Peki, kim bu “yalnız kurt”? Neden bu şekilde tanımlanıyor? Daha da önemlisi, böyle bir tanımlama ne kadar gerçeği yansıtıyor?

Bu ifade, bir örgüt veya grup ile bağlantısı olmayan, yalnız hareket eden ve başkalarından yardım almadan tek başına saldırısını gerçekleştiren nefret dolu bir teröristi tasvir ediyor. Bu tip kişilerin düşüncelerinin temelini genellikle yanlış inançlar, ırkçı veya şiddet yanlısı sapkın ideolojiler oluşturuyor. Terim, medya tarafından popüler hale getirildi ve zamanla güvenlik uzmanlarından terör örgütlerinin sözcülerine kadar geniş bir kitle tarafından benimsendi.
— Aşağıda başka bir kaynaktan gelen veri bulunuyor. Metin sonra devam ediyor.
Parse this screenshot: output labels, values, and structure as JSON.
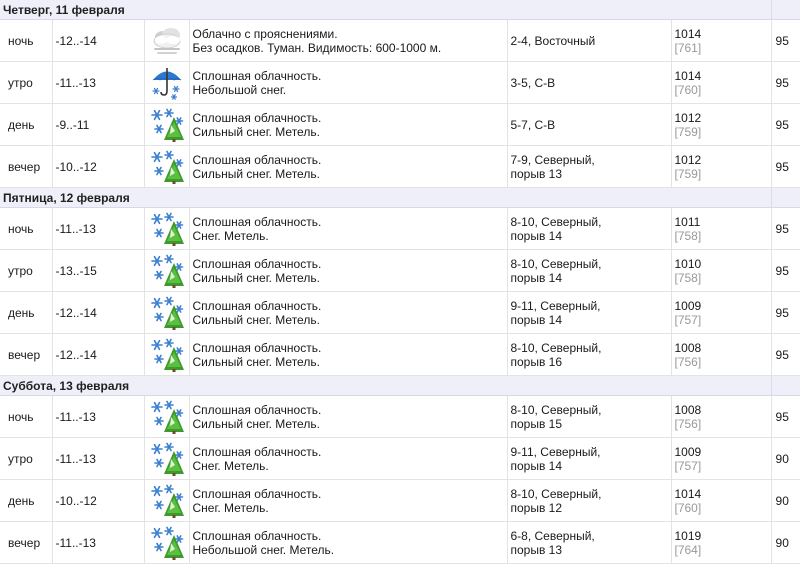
{
  "days": [
    {
      "title": "Четверг, 11 февраля",
      "rows": [
        {
          "time": "ночь",
          "temp": "-12..-14",
          "icon": "cloudy-fog-icon",
          "desc": [
            "Облачно с прояснениями.",
            "Без осадков. Туман. Видимость: 600-1000 м."
          ],
          "wind": [
            "2-4, Восточный"
          ],
          "pressure": "1014",
          "mmhg": "[761]",
          "humidity": "95"
        },
        {
          "time": "утро",
          "temp": "-11..-13",
          "icon": "umbrella-snow-icon",
          "desc": [
            "Сплошная облачность.",
            "Небольшой снег."
          ],
          "wind": [
            "3-5, С-В"
          ],
          "pressure": "1014",
          "mmhg": "[760]",
          "humidity": "95"
        },
        {
          "time": "день",
          "temp": "-9..-11",
          "icon": "snow-blizzard-icon",
          "desc": [
            "Сплошная облачность.",
            "Сильный снег. Метель."
          ],
          "wind": [
            "5-7, С-В"
          ],
          "pressure": "1012",
          "mmhg": "[759]",
          "humidity": "95"
        },
        {
          "time": "вечер",
          "temp": "-10..-12",
          "icon": "snow-blizzard-icon",
          "desc": [
            "Сплошная облачность.",
            "Сильный снег. Метель."
          ],
          "wind": [
            "7-9, Северный,",
            "порыв 13"
          ],
          "pressure": "1012",
          "mmhg": "[759]",
          "humidity": "95"
        }
      ]
    },
    {
      "title": "Пятница, 12 февраля",
      "rows": [
        {
          "time": "ночь",
          "temp": "-11..-13",
          "icon": "snow-blizzard-icon",
          "desc": [
            "Сплошная облачность.",
            "Снег. Метель."
          ],
          "wind": [
            "8-10, Северный,",
            "порыв 14"
          ],
          "pressure": "1011",
          "mmhg": "[758]",
          "humidity": "95"
        },
        {
          "time": "утро",
          "temp": "-13..-15",
          "icon": "snow-blizzard-icon",
          "desc": [
            "Сплошная облачность.",
            "Сильный снег. Метель."
          ],
          "wind": [
            "8-10, Северный,",
            "порыв 14"
          ],
          "pressure": "1010",
          "mmhg": "[758]",
          "humidity": "95"
        },
        {
          "time": "день",
          "temp": "-12..-14",
          "icon": "snow-blizzard-icon",
          "desc": [
            "Сплошная облачность.",
            "Сильный снег. Метель."
          ],
          "wind": [
            "9-11, Северный,",
            "порыв 14"
          ],
          "pressure": "1009",
          "mmhg": "[757]",
          "humidity": "95"
        },
        {
          "time": "вечер",
          "temp": "-12..-14",
          "icon": "snow-blizzard-icon",
          "desc": [
            "Сплошная облачность.",
            "Сильный снег. Метель."
          ],
          "wind": [
            "8-10, Северный,",
            "порыв 16"
          ],
          "pressure": "1008",
          "mmhg": "[756]",
          "humidity": "95"
        }
      ]
    },
    {
      "title": "Суббота, 13 февраля",
      "rows": [
        {
          "time": "ночь",
          "temp": "-11..-13",
          "icon": "snow-blizzard-icon",
          "desc": [
            "Сплошная облачность.",
            "Сильный снег. Метель."
          ],
          "wind": [
            "8-10, Северный,",
            "порыв 15"
          ],
          "pressure": "1008",
          "mmhg": "[756]",
          "humidity": "95"
        },
        {
          "time": "утро",
          "temp": "-11..-13",
          "icon": "snow-blizzard-icon",
          "desc": [
            "Сплошная облачность.",
            "Снег. Метель."
          ],
          "wind": [
            "9-11, Северный,",
            "порыв 14"
          ],
          "pressure": "1009",
          "mmhg": "[757]",
          "humidity": "90"
        },
        {
          "time": "день",
          "temp": "-10..-12",
          "icon": "snow-blizzard-icon",
          "desc": [
            "Сплошная облачность.",
            "Снег. Метель."
          ],
          "wind": [
            "8-10, Северный,",
            "порыв 12"
          ],
          "pressure": "1014",
          "mmhg": "[760]",
          "humidity": "90"
        },
        {
          "time": "вечер",
          "temp": "-11..-13",
          "icon": "snow-blizzard-icon",
          "desc": [
            "Сплошная облачность.",
            "Небольшой снег. Метель."
          ],
          "wind": [
            "6-8, Северный,",
            "порыв 13"
          ],
          "pressure": "1019",
          "mmhg": "[764]",
          "humidity": "90"
        }
      ]
    }
  ]
}
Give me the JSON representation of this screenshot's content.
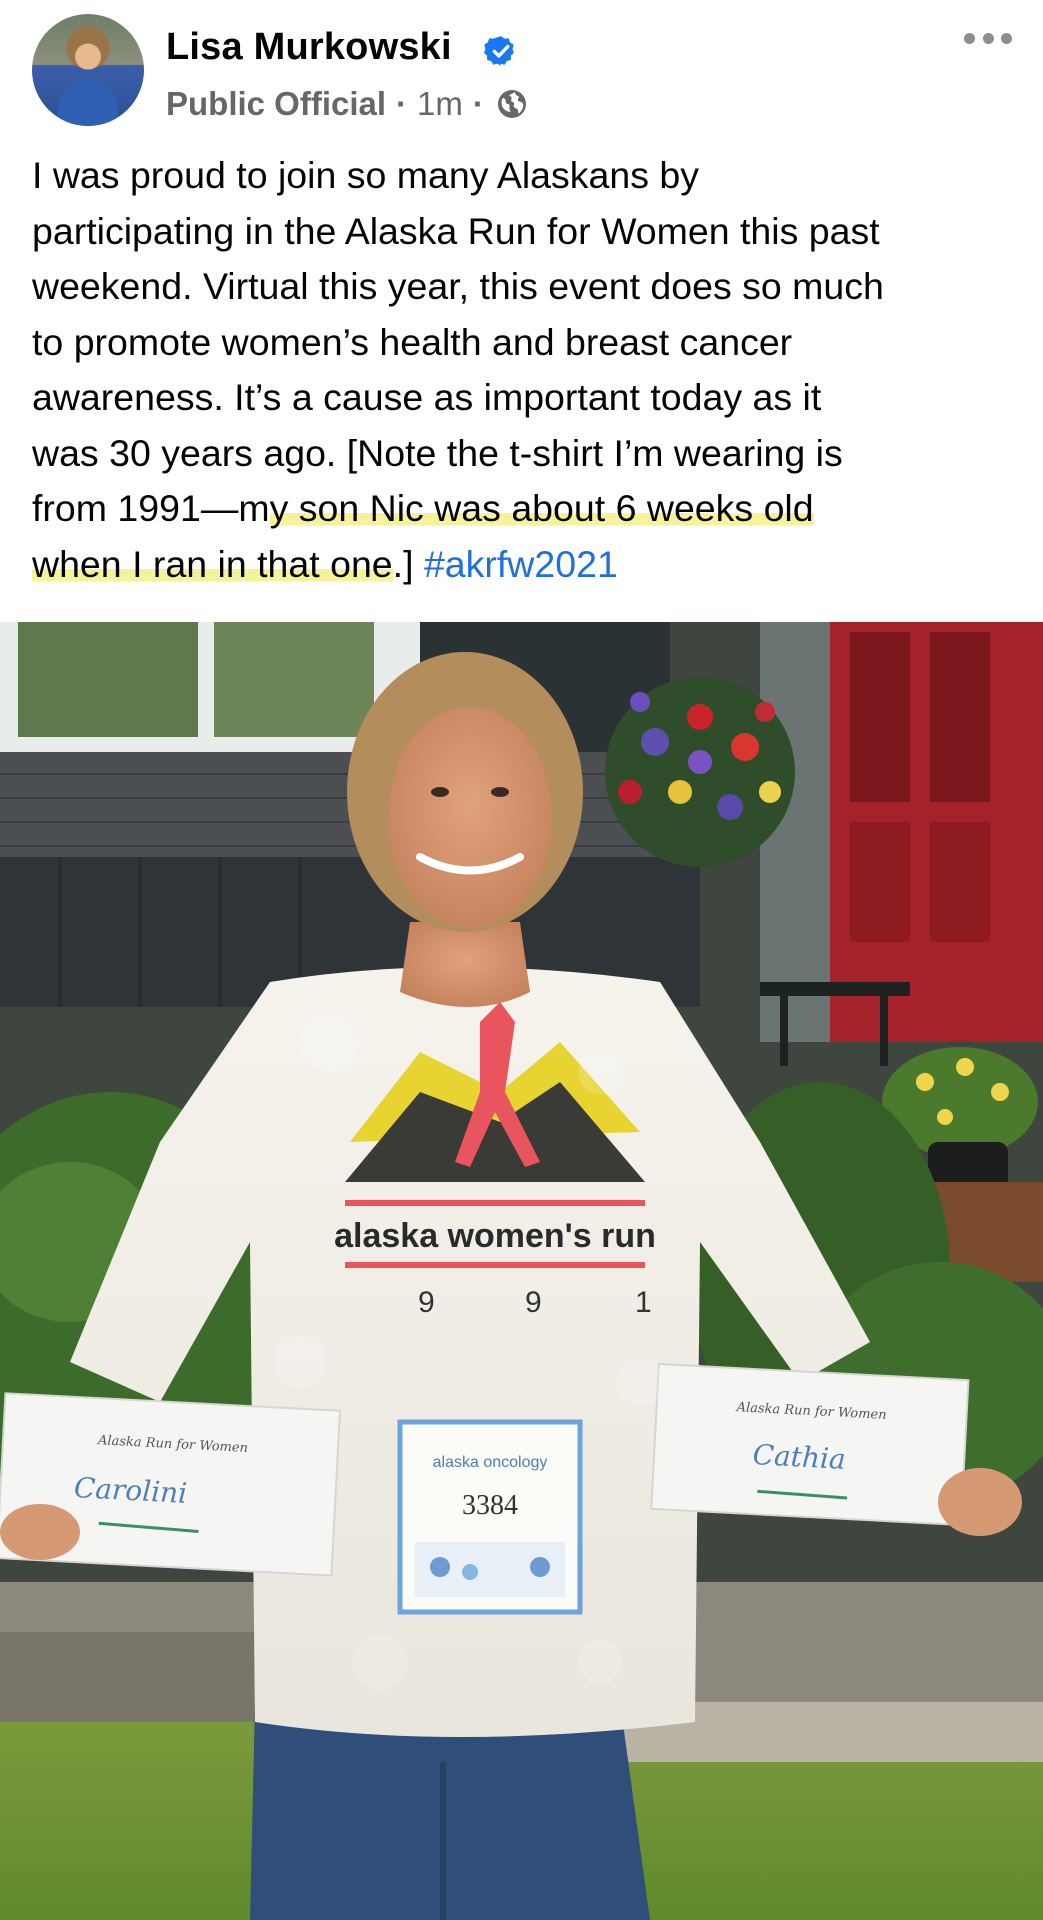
{
  "post": {
    "author": "Lisa Murkowski",
    "category": "Public Official",
    "time": "1m",
    "text_lines": [
      "I was proud to join so many Alaskans by",
      "participating in the Alaska Run for Women this past",
      "weekend. Virtual this year, this event does so much",
      "to promote women’s health and breast cancer",
      "awareness. It’s a cause as important today as it",
      "was 30 years ago. [Note the t-shirt I’m wearing is"
    ],
    "line7_plain": "from 1991—m",
    "line7_highlight": "y son Nic was about 6 weeks old",
    "line8_highlight": "when I ran in that one",
    "line8_plain": ".] ",
    "hashtag": "#akrfw2021"
  },
  "photo": {
    "shirt_text": "alaska women's run",
    "shirt_year_digits": [
      "9",
      "9",
      "1"
    ],
    "bib_sponsor": "alaska oncology",
    "bib_number": "3384",
    "card_left_name": "Carolini",
    "card_right_name": "Cathia",
    "card_header": "Alaska Run for Women"
  },
  "colors": {
    "verified": "#1877f2",
    "hashtag": "#216fdb",
    "highlight": "#f2ee78",
    "meta": "#65676b"
  },
  "icons": {
    "verified": "verified-badge-icon",
    "audience": "globe-icon",
    "menu": "more-options-icon"
  }
}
Araştırma sonuçlarına bakılırsa yalnız kurt saldırıları 2010’lu yıllarda daha yaygın, daha öldürücü ve daha acımasız boyutlara gelmiş durumda. Hatta Avrupa ve ABD topraklarındaki bu gibi eylemler 2015-2016 döneminde, 2011-2014’e kıyasla iki kat arttı. Saldırıların şaşırtıcı ve önceden tahmin edilemeyen yapısı ise mücadeleyi zorlaştıran önemli bir etken. Bu nedenlerle kimi yorumcular yalnız kurt terörünü “bir numaralı düşman” olarak nitelendiriyor.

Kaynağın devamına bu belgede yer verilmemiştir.